As Diamondback Energy Inc. (FANG) dropped below its 50-day moving average, it finished giving back all its gains from its October 10th breakout. The failure was not based on any news about the company. Most likely it had more to do with oil prices faltering.

Whatever the cause, investors will have to look for new entry points for Diamondback Energy stock if they want to get back into it or add to current positions.

The chart shows a support level at approximately $88 per share. At this level, FANG has attempted to drop lower, but held on to form a very short base. Investors might want to watch to see if the stock hovers around this price level again.

Much stronger support appears around the $85 dollar mark. FANG has risen from this support level three times since last May. (See also: Buying the Diamondback Energy Breakout.)

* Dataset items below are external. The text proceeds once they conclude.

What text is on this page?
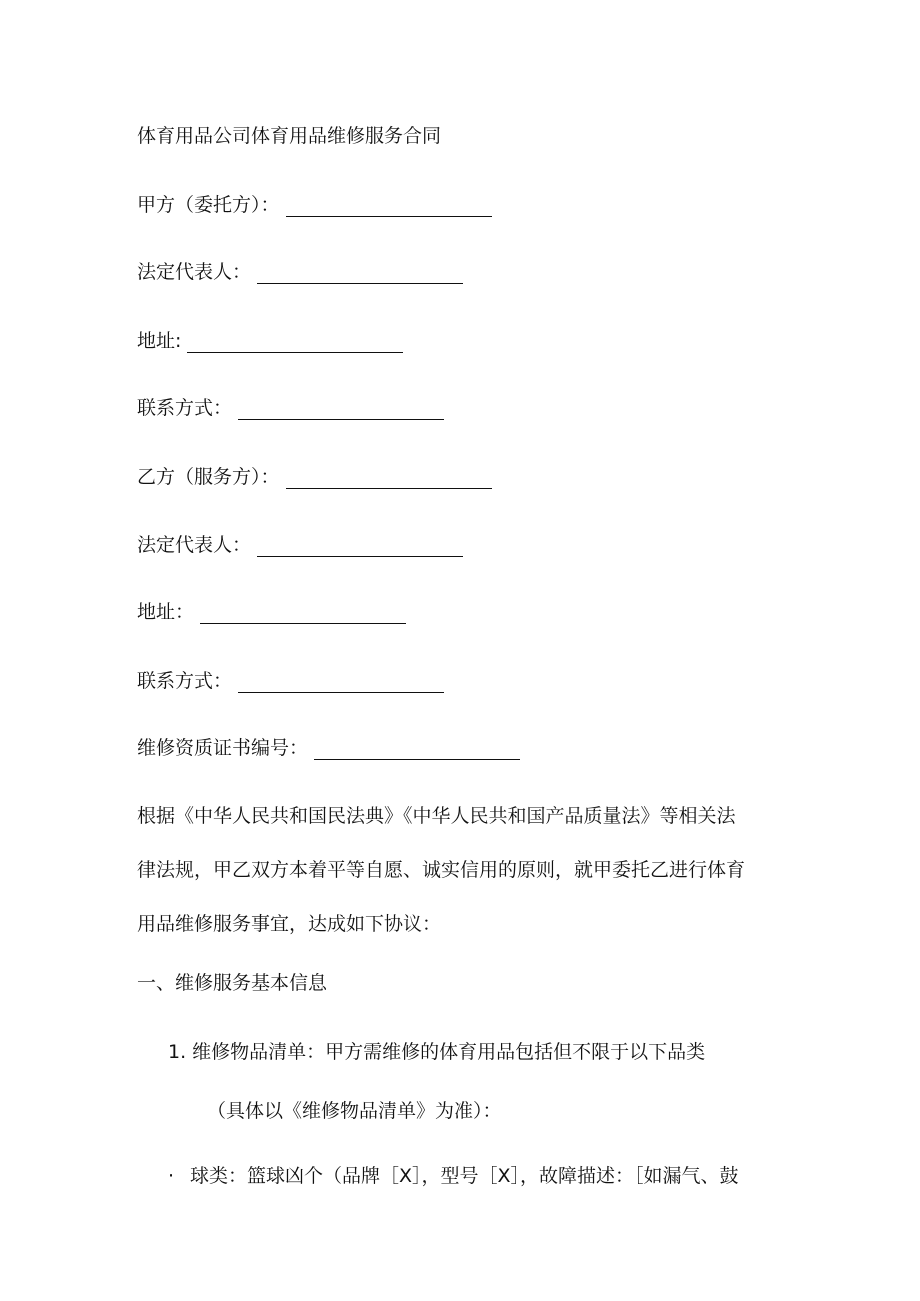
体育用品公司体育用品维修服务合同
甲方（委托方）：
法定代表人：
地址:
联系方式：
乙方（服务方）：
法定代表人：
地址：
联系方式：
维修资质证书编号：
根据《中华人民共和国民法典》《中华人民共和国产品质量法》等相关法
律法规，甲乙双方本着平等自愿、诚实信用的原则，就甲委托乙进行体育
用品维修服务事宜，达成如下协议：
一、维修服务基本信息
1. 维修物品清单：甲方需维修的体育用品包括但不限于以下品类
（具体以《维修物品清单》为准）：
· 球类：篮球凶个（品牌［X］，型号［X］，故障描述：［如漏气、鼓
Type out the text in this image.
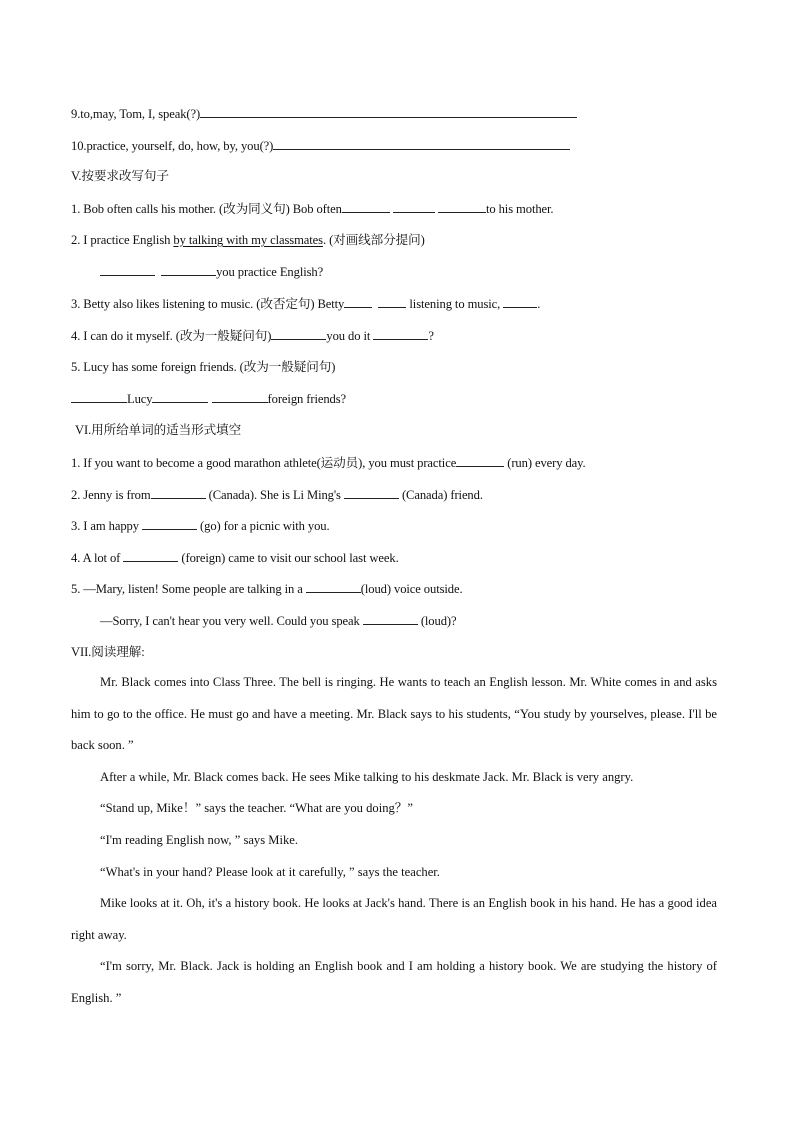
9.to,may, Tom, I, speak(?)
10.practice, yourself, do, how, by, you(?)
V.按要求改写句子
1. Bob often calls his mother. (改为同义句) Bob often	to his mother.
2. I practice English by talking with my classmates. (对画线部分提问)
you practice English?
3. Betty also likes listening to music. (改否定句) Betty	listening to music,	.
4. I can do it myself. (改为一般疑问句)	you do it	?
5. Lucy has some foreign friends. (改为一般疑问句)
Lucy	foreign friends?
VI.用所给单词的适当形式填空
1. If you want to become a good marathon athlete(运动员), you must practice	(run) every day.
2. Jenny is from	(Canada). She is Li Ming's	(Canada) friend.
3. I am happy	(go) for a picnic with you.
4. A lot of	(foreign) came to visit our school last week.
5. —Mary, listen! Some people are talking in a	(loud) voice outside.
—Sorry, I can't hear you very well. Could you speak	(loud)?
VII.阅读理解:

Mr. Black comes into Class Three. The bell is ringing. He wants to teach an English lesson. Mr. White comes in and asks him to go to the office. He must go and have a meeting. Mr. Black says to his students, “You study by yourselves, please. I'll be back soon. ”

After a while, Mr. Black comes back. He sees Mike talking to his deskmate Jack. Mr. Black is very angry.

“Stand up, Mike！” says the teacher. “What are you doing？”

“I'm reading English now, ” says Mike.

“What's in your hand? Please look at it carefully, ” says the teacher.

Mike looks at it. Oh, it's a history book. He looks at Jack's hand. There is an English book in his hand. He has a good idea right away.

“I'm sorry, Mr. Black. Jack is holding an English book and I am holding a history book. We are studying the history of English. ”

Stocks don’t automatically bounce off support. Investors would need to see other developments besides the chart action. Oil prices might rally, or the company could announce early financial gains from its recent commitment to increase capital spending (CAPEX). OPEC could finally agree on capping production to help burn off the oversupply of oil.

There is good reason not to be cavalier about these two support levels. If Diamondback Energy stock breaks through both of them, there is no support in sight. A free fall could follow. (See also: An Overlooked Play in Energy Stocks (ATW, FANG))

If and when FANG reaches support, cautious investors will look to see if the stock forms a base for at least six weeks to two months, then breaks upward on significant volume. Even with positive action such as this, investors may want to place a trailing stop order on any purchase to protect themselves from losses.

The energy sector is not a good place to buy and hold right now.